🤖 AI Summary
The ubiquitous avalanche-like dynamics observed in deep neural networks (DNNs) lack a mechanistic explanation.
Method: We develop a stochastic theory of deep information propagation grounded in central-limit-theorem–scale fluctuations, identifying four dimensionless coupling parameters that fully determine the universality class of network dynamics. By tuning these parameters, the system undergoes a continuous transition between logarithmic-potential-well Brownian motion and absorbing free Brownian motion—corresponding to distinct critical phase transitions. Integrating stochastic analysis, Landau’s phase-transition theory, and directed percolation models, we establish a unified framework linking static critical exponents to active cascade dynamics.

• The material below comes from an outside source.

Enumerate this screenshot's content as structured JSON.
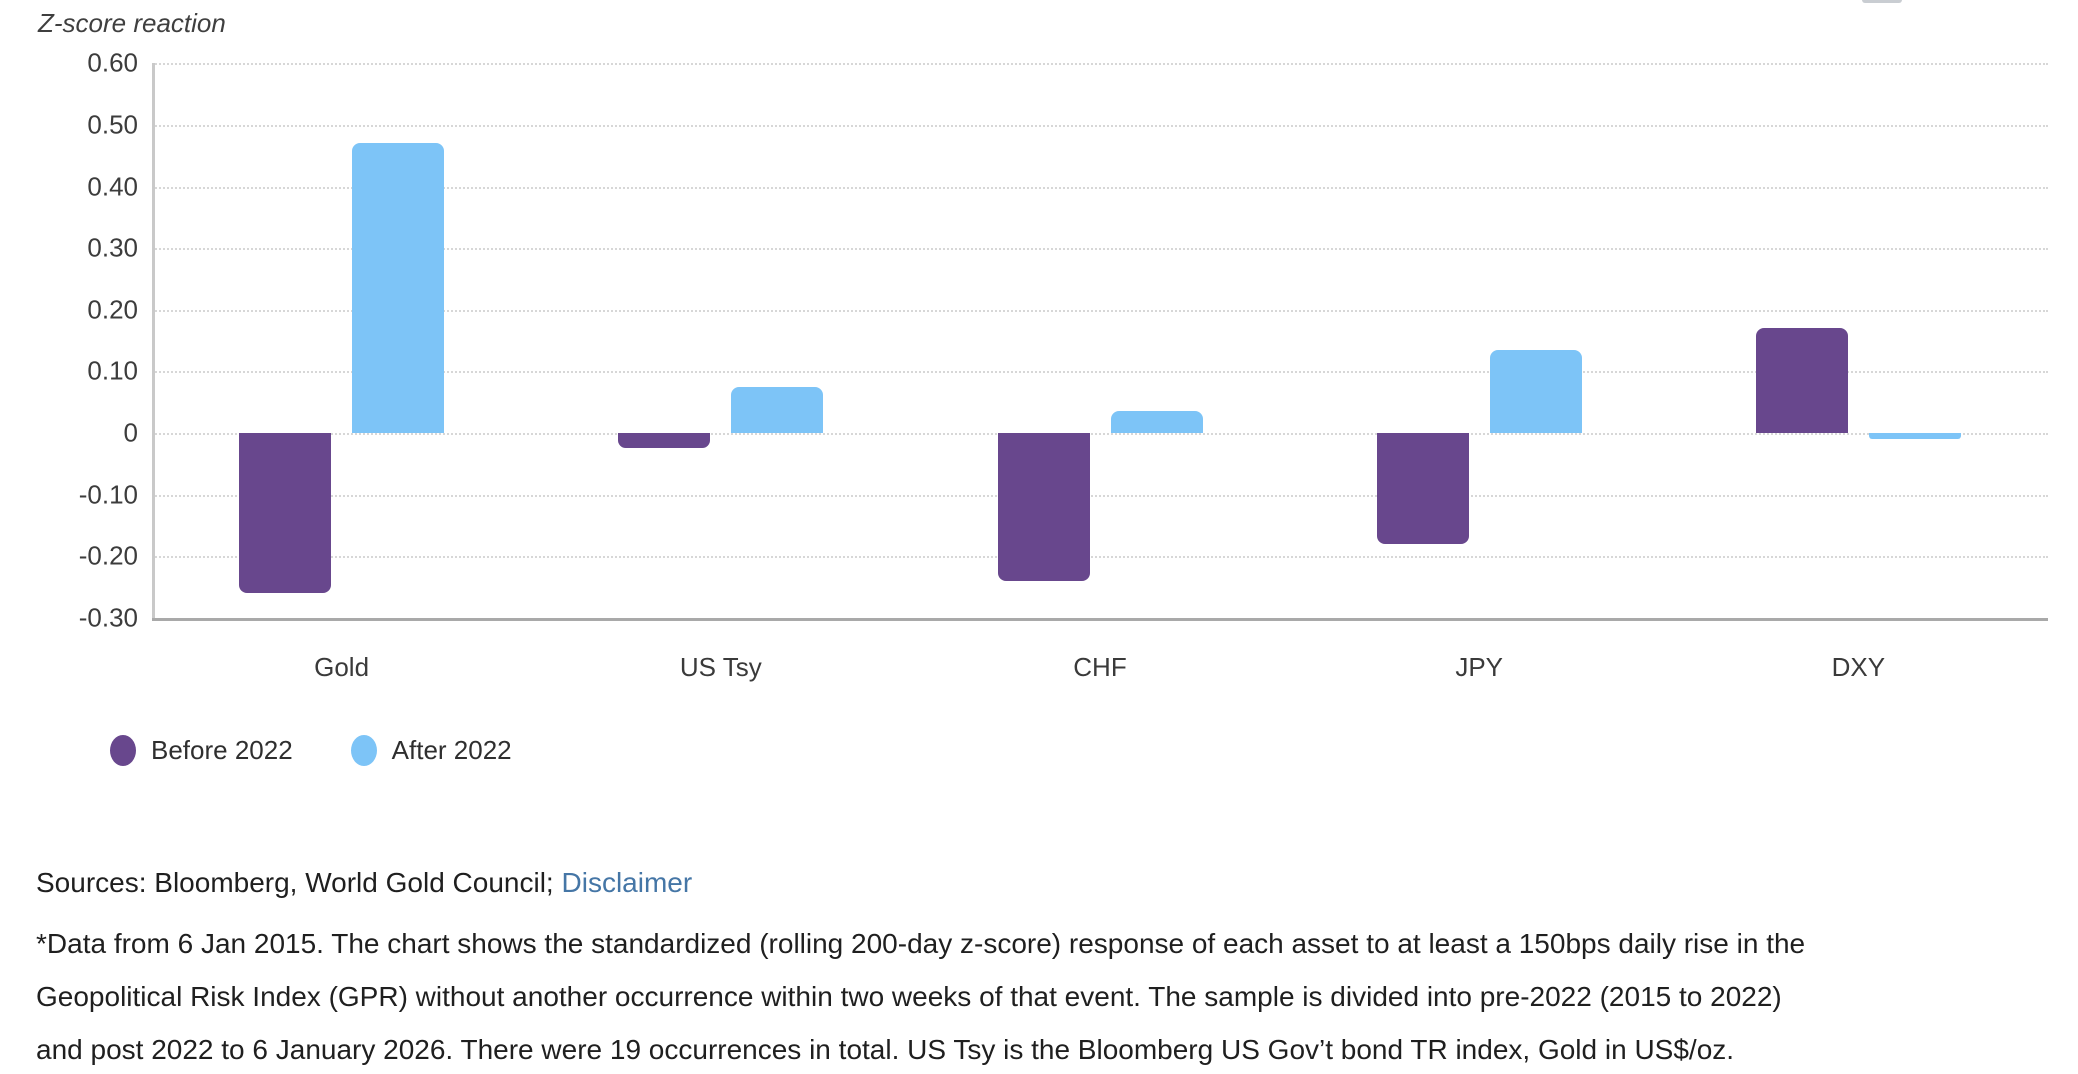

Results: Numerical simulations confirm that activation function design precisely controls both the type of dynamical phase transition and avalanche statistics—including power-law exponents—thereby providing, for the first time, a first-principles derivation of the universal origin of collective critical behavior in DNNs.
📝 Abstract
Deep neural networks (DNNs) exhibit crackling-like avalanches whose origin lacks a mechanistic explanation. Here, I derive a stochastic theory of deep information propagation (DIP) by incorporating Central Limit Theorem (CLT)-level fluctuations. Four effective couplings $(r, h, D_1, D_2)$ characterize the dynamics, yielding a Landau description of the static exponents and a Directed Percolation (DP) structure of activity cascades. Tuning the couplings selects between avalanche dynamics generated by a Brownian Motion (BM) in a logarithmic trap and an absorbed free BM, each corresponding to a distinct universality classes. Numerical simulations confirm the theory and demonstrate that activation function design controls the collective dynamics in random DNNs.